I've been playing around with tree models and animations
I want a really simple and cheap animation. I want to be able to put a lot of trees and still have good overall performance. My previous tree animations were bone animations. A tree had only two bones, but still I felt that's too expensive. Not that i made any tests, just felt that it has to be expensive. So i've made a simple vertex offset animation. The red channel on the vertex colour means how much vertex moves:
But I'm doing just simple translation on one axis, so animation has to be subtle. It doesn't look good if i overdo the translation:
Maybe i will want to make a stormy weather with strong wind. I will have to come up with something better for that. But for now subtle movement is ok.
So I've spent couple days fighting dynamic batching in Unity. First of all my vertex offset was applied in shader before multiplying by MVP matrix. It causes problems with batching. When batched, vertices are sent to the gpu in world coordinates. So you are applying your translation in a different space. For example, local model space Z axis is up in Blender. In Unity Y axis is up. So applying translation in local and world coordinates means moving in different axis. I fixed it by dividing MVP matrix in two multiplications. The first multiplication is the model matrix or objecttoworld matrix. Then I apply the translation and after that multiply by VP matrix. It means that the translation is in global coordinates. Here's shader's fragment to show what i mean:
o.posWorld = mul(_Object2World, v.vertex);
o.posWorld.xyz += (o.vertexColor.r * ( (-1 + sin(_Seed + node_4324.g)) / 2)*float3(0,0,_Amplitude));
o.pos = mul(UNITY_MATRIX_VP, o.posWorld );
It sucks, because now all trees bend in the same direction. Without batching i can just randomly rotate trees and they will bend in different directions.
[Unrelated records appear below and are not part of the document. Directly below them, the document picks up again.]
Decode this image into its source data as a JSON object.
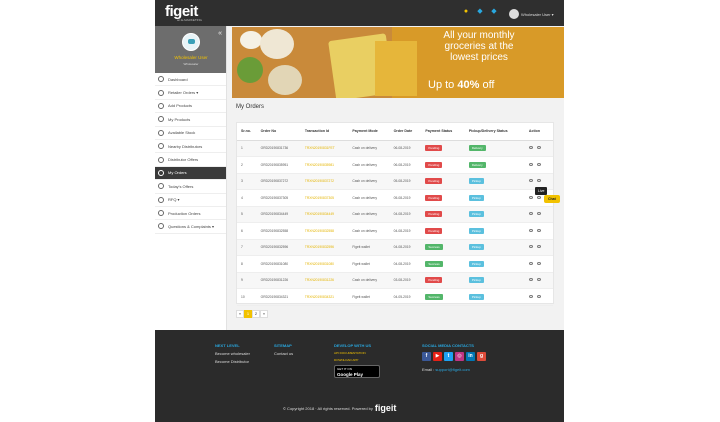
{
  "brand": {
    "logo": "figeit",
    "tagline": "an E-MARKETING",
    "footer_logo": "figeit"
  },
  "topbar": {
    "user_label": "Wholesaler User ▾"
  },
  "sidebar": {
    "user_name": "Wholesaler User",
    "user_role": "Wholesaler",
    "items": [
      {
        "label": "Dashboard",
        "icon": "dashboard-icon"
      },
      {
        "label": "Retailer Orders ▾",
        "icon": "orders-icon"
      },
      {
        "label": "Add Products",
        "icon": "add-icon"
      },
      {
        "label": "My Products",
        "icon": "box-icon"
      },
      {
        "label": "Available Stock",
        "icon": "stock-icon"
      },
      {
        "label": "Nearby Distributors",
        "icon": "location-icon"
      },
      {
        "label": "Distributor Offers",
        "icon": "offer-icon"
      },
      {
        "label": "My Orders",
        "icon": "cart-icon",
        "active": true
      },
      {
        "label": "Today's Offers",
        "icon": "tag-icon"
      },
      {
        "label": "RFQ ▾",
        "icon": "rfq-icon"
      },
      {
        "label": "Production Orders",
        "icon": "factory-icon"
      },
      {
        "label": "Questions & Complaints ▾",
        "icon": "question-icon"
      }
    ]
  },
  "banner": {
    "line1": "All your monthly",
    "line2": "groceries at the",
    "line3": "lowest prices",
    "price_prefix": "Up to",
    "price_value": "40%",
    "price_suffix": "off"
  },
  "page_title": "My Orders",
  "table": {
    "headers": [
      "Sr.no.",
      "Order No",
      "Transaction Id",
      "Payment Mode",
      "Order Date",
      "Payment Status",
      "Pickup/Delivery Status",
      "Action"
    ],
    "rows": [
      [
        "1",
        "ORD20190831736",
        "TRXN20190831FET",
        "Cash on delivery",
        "06-08-2019",
        "Pending",
        "Delivery"
      ],
      [
        "2",
        "ORD20190835951",
        "TRXN20190835981",
        "Cash on delivery",
        "06-08-2019",
        "Pending",
        "Delivery"
      ],
      [
        "3",
        "ORD20190837272",
        "TRXN20190837272",
        "Cash on delivery",
        "05-08-2019",
        "Pending",
        "Pickup"
      ],
      [
        "4",
        "ORD20190837305",
        "TRXN20190837305",
        "Cash on delivery",
        "05-08-2019",
        "Pending",
        "Pickup"
      ],
      [
        "5",
        "ORD20190834449",
        "TRXN20190834449",
        "Cash on delivery",
        "04-08-2019",
        "Pending",
        "Pickup"
      ],
      [
        "6",
        "ORD20190832558",
        "TRXN20190832558",
        "Cash on delivery",
        "04-08-2019",
        "Pending",
        "Pickup"
      ],
      [
        "7",
        "ORD20190832596",
        "TRXN20190832596",
        "Figeit wallet",
        "04-08-2019",
        "Success",
        "Pickup"
      ],
      [
        "8",
        "ORD20190831080",
        "TRXN20190831080",
        "Figeit wallet",
        "04-08-2019",
        "Success",
        "Pickup"
      ],
      [
        "9",
        "ORD20190831226",
        "TRXN20190831226",
        "Cash on delivery",
        "03-08-2019",
        "Pending",
        "Pickup"
      ],
      [
        "10",
        "ORD20190834321",
        "TRXN20190834321",
        "Figeit wallet",
        "04-05-2019",
        "Success",
        "Pickup"
      ]
    ]
  },
  "pagination": {
    "prev": "«",
    "current": "1",
    "next_page": "2",
    "next": "»"
  },
  "floating": {
    "live": "Live",
    "chat": "Chat"
  },
  "footer": {
    "col1_title": "NEXT LEVEL",
    "col1_items": [
      "Become wholesaler",
      "Become Distributor"
    ],
    "col2_title": "SITEMAP",
    "col2_items": [
      "Contact us"
    ],
    "col3_title": "DEVELOP WITH US",
    "col3_line1": "API DOCUMENTATION",
    "col3_line2": "DOWNLOAD APP",
    "play_small": "GET IT ON",
    "play_big": "Google Play",
    "col4_title": "SOCIAL MEDIA CONTACTS",
    "email_label": "Email :",
    "email_value": "support@figeit.com",
    "copyright": "© Copyright 2018 · All rights reserved. Powered by"
  },
  "colors": {
    "accent": "#f2c200",
    "link": "#29a8e0",
    "pending": "#e14a4a",
    "success": "#53b66a",
    "info": "#5bc0de"
  }
}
So i've been curious how much did the batching improve performance. I made a scene with ~1100 trees:
1100 trees in 26 batches sounds quite good. Half of it is shadow generation. I was curious how unity's dynamic batching work. Does it sord meshes by materials? Or does it just go in some random order? I checked the frame buffer. There are 3 materials for trees with 3 different colors. You can see (maybe not so clearly, because colors are similar), that it renders all medium-green trees, then all light-green trees and at the end all brownish trees. Pretty neat. So far so good.
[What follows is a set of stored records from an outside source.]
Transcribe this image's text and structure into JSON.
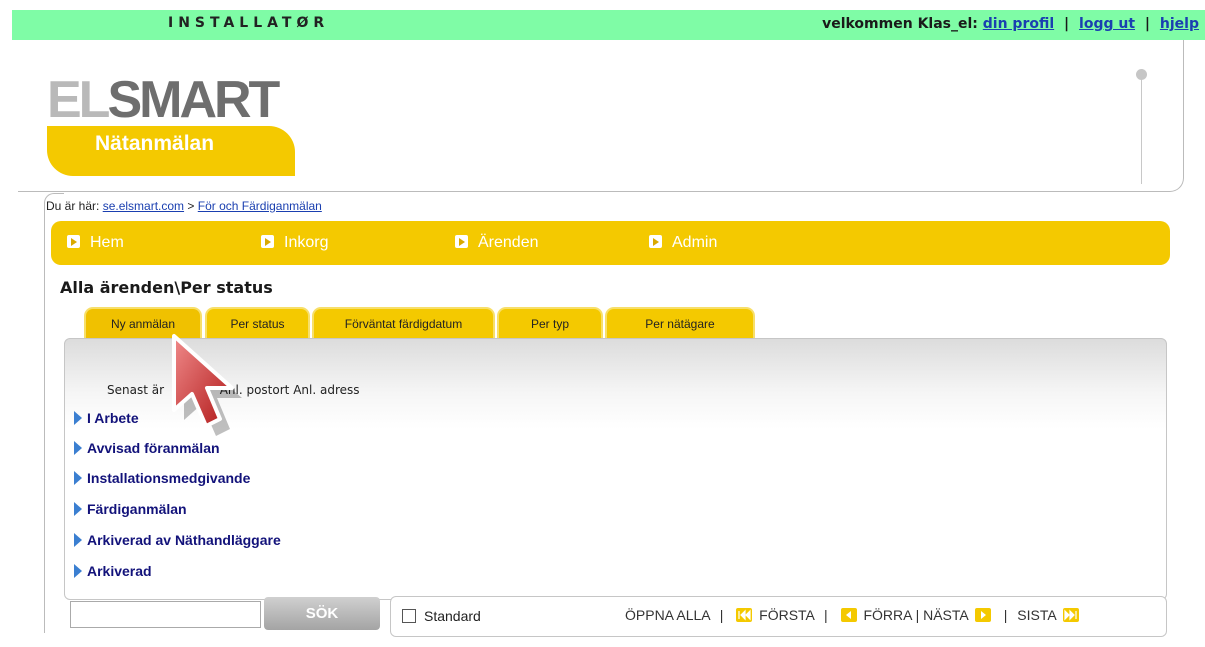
{
  "topbar": {
    "role": "INSTALLATØR",
    "welcome_prefix": "velkommen Klas_el:",
    "profile_link": "din profil",
    "logout_link": "logg ut",
    "help_link": "hjelp",
    "separator": "|"
  },
  "logo": {
    "part1": "EL",
    "part2": "SMART",
    "subtitle": "Nätanmälan"
  },
  "breadcrumb": {
    "prefix": "Du är här:",
    "home": "se.elsmart.com",
    "arrow": ">",
    "current": "För och Färdiganmälan"
  },
  "nav": {
    "items": [
      {
        "label": "Hem"
      },
      {
        "label": "Inkorg"
      },
      {
        "label": "Ärenden"
      },
      {
        "label": "Admin"
      }
    ]
  },
  "page_title": "Alla ärenden\\Per status",
  "tabs": [
    {
      "label": "Ny anmälan",
      "active": true
    },
    {
      "label": "Per status"
    },
    {
      "label": "Förväntat färdigdatum"
    },
    {
      "label": "Per typ"
    },
    {
      "label": "Per nätägare"
    }
  ],
  "columns": {
    "senast": "Senast är",
    "postort": "Anl. postort",
    "adress": "Anl. adress"
  },
  "status_groups": [
    "I Arbete",
    "Avvisad föranmälan",
    "Installationsmedgivande",
    "Färdiganmälan",
    "Arkiverad av Näthandläggare",
    "Arkiverad"
  ],
  "search": {
    "value": "",
    "button": "SÖK"
  },
  "pager": {
    "standard_label": "Standard",
    "open_all": "ÖPPNA ALLA",
    "first": "FÖRSTA",
    "prev": "FÖRRA",
    "next": "NÄSTA",
    "last": "SISTA",
    "separator": "|"
  },
  "colors": {
    "topbar": "#7ffca6",
    "accent_yellow": "#f4c900",
    "link_blue": "#1a3fb0",
    "status_blue": "#12127a"
  }
}
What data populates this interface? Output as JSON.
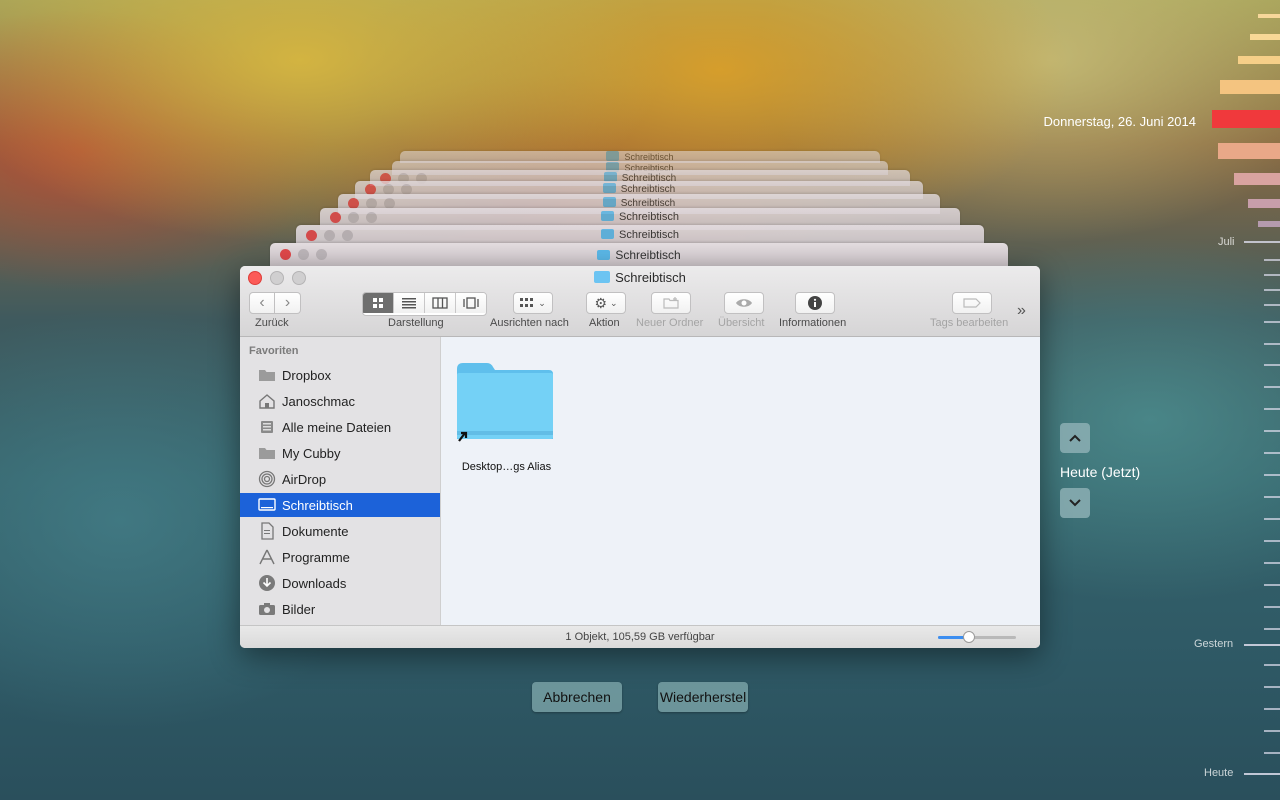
{
  "background_windows": {
    "title": "Schreibtisch"
  },
  "window": {
    "title": "Schreibtisch"
  },
  "toolbar": {
    "back_label": "Zurück",
    "view_label": "Darstellung",
    "arrange_label": "Ausrichten nach",
    "action_label": "Aktion",
    "new_folder_label": "Neuer Ordner",
    "quicklook_label": "Übersicht",
    "info_label": "Informationen",
    "tags_label": "Tags bearbeiten",
    "overflow": "»"
  },
  "sidebar": {
    "heading": "Favoriten",
    "items": [
      {
        "label": "Dropbox",
        "icon": "folder-icon"
      },
      {
        "label": "Janoschmac",
        "icon": "home-icon"
      },
      {
        "label": "Alle meine Dateien",
        "icon": "all-files-icon"
      },
      {
        "label": "My Cubby",
        "icon": "folder-icon"
      },
      {
        "label": "AirDrop",
        "icon": "airdrop-icon"
      },
      {
        "label": "Schreibtisch",
        "icon": "desktop-icon",
        "selected": true
      },
      {
        "label": "Dokumente",
        "icon": "documents-icon"
      },
      {
        "label": "Programme",
        "icon": "applications-icon"
      },
      {
        "label": "Downloads",
        "icon": "downloads-icon"
      },
      {
        "label": "Bilder",
        "icon": "camera-icon"
      }
    ]
  },
  "content": {
    "items": [
      {
        "label": "Desktop…gs Alias",
        "icon": "alias-folder-icon"
      }
    ]
  },
  "status": {
    "text": "1 Objekt, 105,59 GB verfügbar",
    "zoom_level": 0.4
  },
  "buttons": {
    "cancel": "Abbrechen",
    "restore": "Wiederherstel"
  },
  "timemachine": {
    "date": "Donnerstag, 26. Juni 2014",
    "current": "Heute (Jetzt)",
    "timeline": {
      "juli": "Juli",
      "gestern": "Gestern",
      "heute": "Heute"
    }
  },
  "colors": {
    "accent": "#1c62d9",
    "timeline_selected": "#f0393c"
  }
}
First weird thing i noticed is that stats in unity shows 480k vertices rendered. Well that's bullshit. My tree has 50 vertices:
1100 x 50 is 55k vertices. Then i checked model in unity:
244 vertices. Why? Because of flat shading. If you have flat shading it means that vertex has different normal for every face it belongs to. The way Unity handles it is to duplicate vertices with different normals. You can actually make a simple test - create a cube with flat and smooth shading. The one with smooth shading will have 8 vertices, and the one with flat shading 24 vertices. I've searched for a different approach but with no luck.
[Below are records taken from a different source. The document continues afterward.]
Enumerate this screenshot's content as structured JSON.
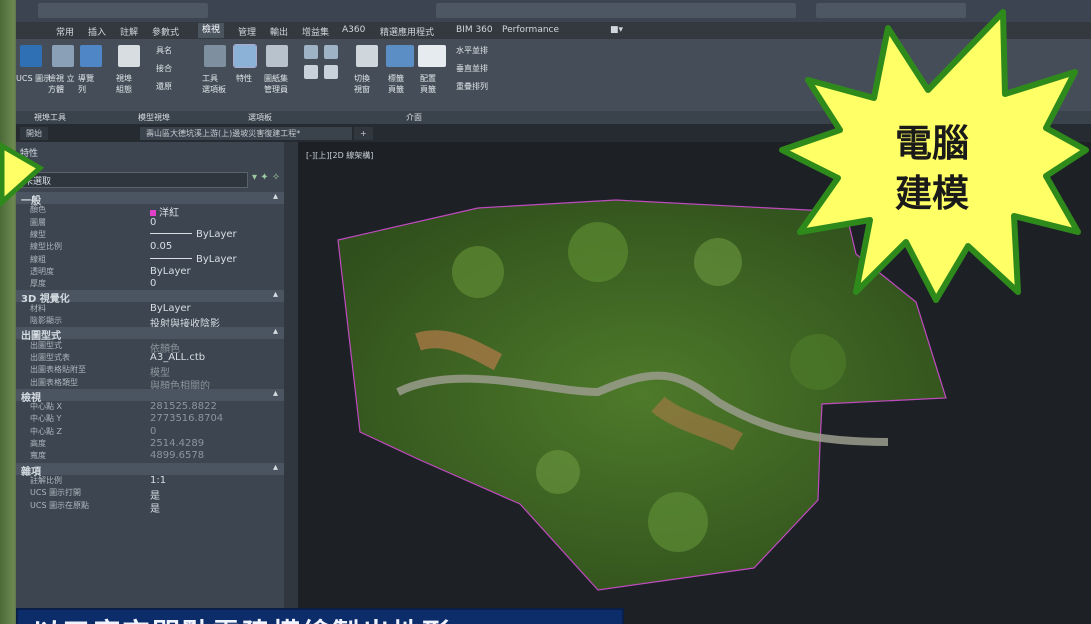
{
  "ribbon": {
    "tabs": [
      "常用",
      "插入",
      "註解",
      "參數式",
      "檢視",
      "管理",
      "輸出",
      "增益集",
      "A360",
      "精選應用程式",
      "BIM 360",
      "Performance"
    ],
    "active_tab": "檢視",
    "buttons": [
      "UCS 圖示",
      "檢視 立方體",
      "導覽 列",
      "視埠 組態",
      "具名",
      "接合",
      "還原",
      "工具 選項板",
      "特性",
      "圖紙集 管理員",
      "切換 視窗",
      "標籤 頁籤",
      "配置 頁籤",
      "水平並排",
      "垂直並排",
      "重疊排列"
    ],
    "panels": [
      "視埠工具",
      "模型視埠",
      "選項板",
      "介面"
    ]
  },
  "doc_tabs": [
    "開始",
    "壽山區大德坑溪上游(上)邊坡災害復建工程*"
  ],
  "properties": {
    "title": "特性",
    "selection": "未選取",
    "sections": [
      {
        "name": "一般",
        "rows": [
          {
            "label": "顏色",
            "value": "洋紅",
            "swatch": "#e040c8"
          },
          {
            "label": "圖層",
            "value": "0"
          },
          {
            "label": "線型",
            "value": "ByLayer",
            "line": true
          },
          {
            "label": "線型比例",
            "value": "0.05"
          },
          {
            "label": "線粗",
            "value": "ByLayer",
            "line": true
          },
          {
            "label": "透明度",
            "value": "ByLayer"
          },
          {
            "label": "厚度",
            "value": "0"
          }
        ]
      },
      {
        "name": "3D 視覺化",
        "rows": [
          {
            "label": "材料",
            "value": "ByLayer"
          },
          {
            "label": "陰影顯示",
            "value": "投射與接收陰影"
          }
        ]
      },
      {
        "name": "出圖型式",
        "rows": [
          {
            "label": "出圖型式",
            "value": "依顏色",
            "dim": true
          },
          {
            "label": "出圖型式表",
            "value": "A3_ALL.ctb"
          },
          {
            "label": "出圖表格貼附至",
            "value": "模型",
            "dim": true
          },
          {
            "label": "出圖表格類型",
            "value": "與顏色相關的",
            "dim": true
          }
        ]
      },
      {
        "name": "檢視",
        "rows": [
          {
            "label": "中心點 X",
            "value": "281525.8822",
            "dim": true
          },
          {
            "label": "中心點 Y",
            "value": "2773516.8704",
            "dim": true
          },
          {
            "label": "中心點 Z",
            "value": "0",
            "dim": true
          },
          {
            "label": "高度",
            "value": "2514.4289",
            "dim": true
          },
          {
            "label": "寬度",
            "value": "4899.6578",
            "dim": true
          }
        ]
      },
      {
        "name": "雜項",
        "rows": [
          {
            "label": "註解比例",
            "value": "1:1"
          },
          {
            "label": "UCS 圖示打開",
            "value": "是"
          },
          {
            "label": "UCS 圖示在原點",
            "value": "是"
          }
        ]
      }
    ]
  },
  "viewport": {
    "label": "[-][上][2D 線架構]"
  },
  "burst": {
    "line1": "電腦",
    "line2": "建模",
    "fill": "#ffff66",
    "stroke": "#2f8a1c"
  },
  "caption": "以三度空間點雲建模繪製出地形"
}
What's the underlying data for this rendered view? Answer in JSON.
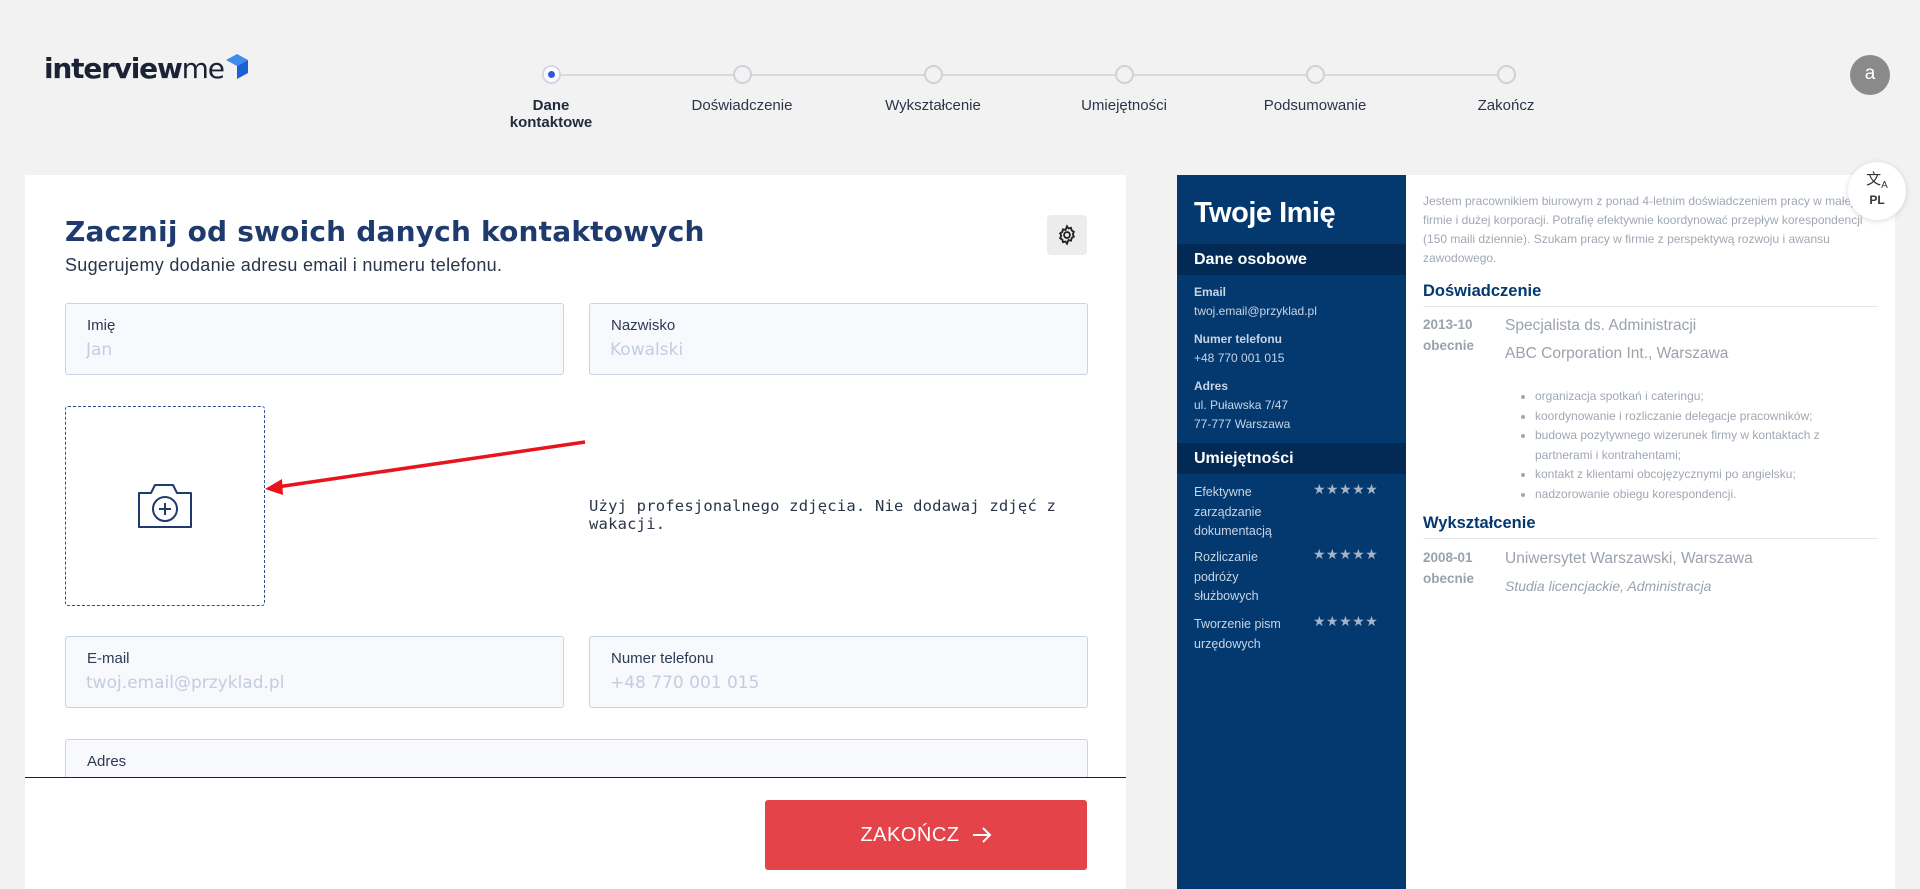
{
  "logo": {
    "bold": "interview",
    "light": "me"
  },
  "steps": [
    {
      "label": "Dane kontaktowe",
      "active": true
    },
    {
      "label": "Doświadczenie",
      "active": false
    },
    {
      "label": "Wykształcenie",
      "active": false
    },
    {
      "label": "Umiejętności",
      "active": false
    },
    {
      "label": "Podsumowanie",
      "active": false
    },
    {
      "label": "Zakończ",
      "active": false
    }
  ],
  "avatar_letter": "a",
  "form": {
    "title": "Zacznij od swoich danych kontaktowych",
    "subtitle": "Sugerujemy dodanie adresu email i numeru telefonu.",
    "first_name": {
      "label": "Imię",
      "placeholder": "Jan",
      "value": ""
    },
    "last_name": {
      "label": "Nazwisko",
      "placeholder": "Kowalski",
      "value": ""
    },
    "photo_hint": "Użyj profesjonalnego zdjęcia. Nie dodawaj zdjęć z wakacji.",
    "email": {
      "label": "E-mail",
      "placeholder": "twoj.email@przyklad.pl",
      "value": ""
    },
    "phone": {
      "label": "Numer telefonu",
      "placeholder": "+48 770 001 015",
      "value": ""
    },
    "address": {
      "label": "Adres"
    },
    "finish_label": "ZAKOŃCZ"
  },
  "language": {
    "code": "PL"
  },
  "resume": {
    "name": "Twoje Imię",
    "personal_heading": "Dane osobowe",
    "email_label": "Email",
    "email_value": "twoj.email@przyklad.pl",
    "phone_label": "Numer telefonu",
    "phone_value": "+48 770 001 015",
    "address_label": "Adres",
    "address_line1": "ul. Puławska 7/47",
    "address_line2": "77-777 Warszawa",
    "skills_heading": "Umiejętności",
    "skills": [
      {
        "name": "Efektywne zarządzanie dokumentacją",
        "stars": "★★★★★"
      },
      {
        "name": "Rozliczanie podróży służbowych",
        "stars": "★★★★★"
      },
      {
        "name": "Tworzenie pism urzędowych",
        "stars": "★★★★★"
      }
    ],
    "summary": "Jestem pracownikiem biurowym z ponad 4-letnim doświadczeniem pracy w małej firmie i dużej korporacji. Potrafię efektywnie koordynować przepływ korespondencji (150 maili dziennie). Szukam pracy w firmie z perspektywą rozwoju i awansu zawodowego.",
    "experience_heading": "Doświadczenie",
    "exp_date_start": "2013-10",
    "exp_date_end": "obecnie",
    "exp_role": "Specjalista ds. Administracji",
    "exp_company": "ABC Corporation Int., Warszawa",
    "exp_duties": [
      "organizacja spotkań i cateringu;",
      "koordynowanie i rozliczanie delegacje pracowników;",
      "budowa pozytywnego wizerunek firmy w kontaktach z partnerami i kontrahentami;",
      "kontakt z klientami obcojęzycznymi po angielsku;",
      "nadzorowanie obiegu korespondencji."
    ],
    "education_heading": "Wykształcenie",
    "edu_date_start": "2008-01",
    "edu_date_end": "obecnie",
    "edu_school": "Uniwersytet Warszawski, Warszawa",
    "edu_degree": "Studia licencjackie, Administracja"
  }
}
Ok, so how good is batching? On my laptop i had 50 frames on average with batching. Without batching it's actually better, 60 fps. I thought - ok, with batching cpu has to do some extra work and multiply vertices into world coordinates. There's actually 5 times more vertices than i expected and draw calls aren't so expensive on pc as they are on mobile. So I've checked it on my mobile devices. On my tablet and on my phone version without batching was slightly better (by 1-2 fps). That was unexpected. Here are stats from batched and non-batched version:
If you have any thoughts about this, let me know, i'm little bit shocked that batching doesn't improve performance in my case.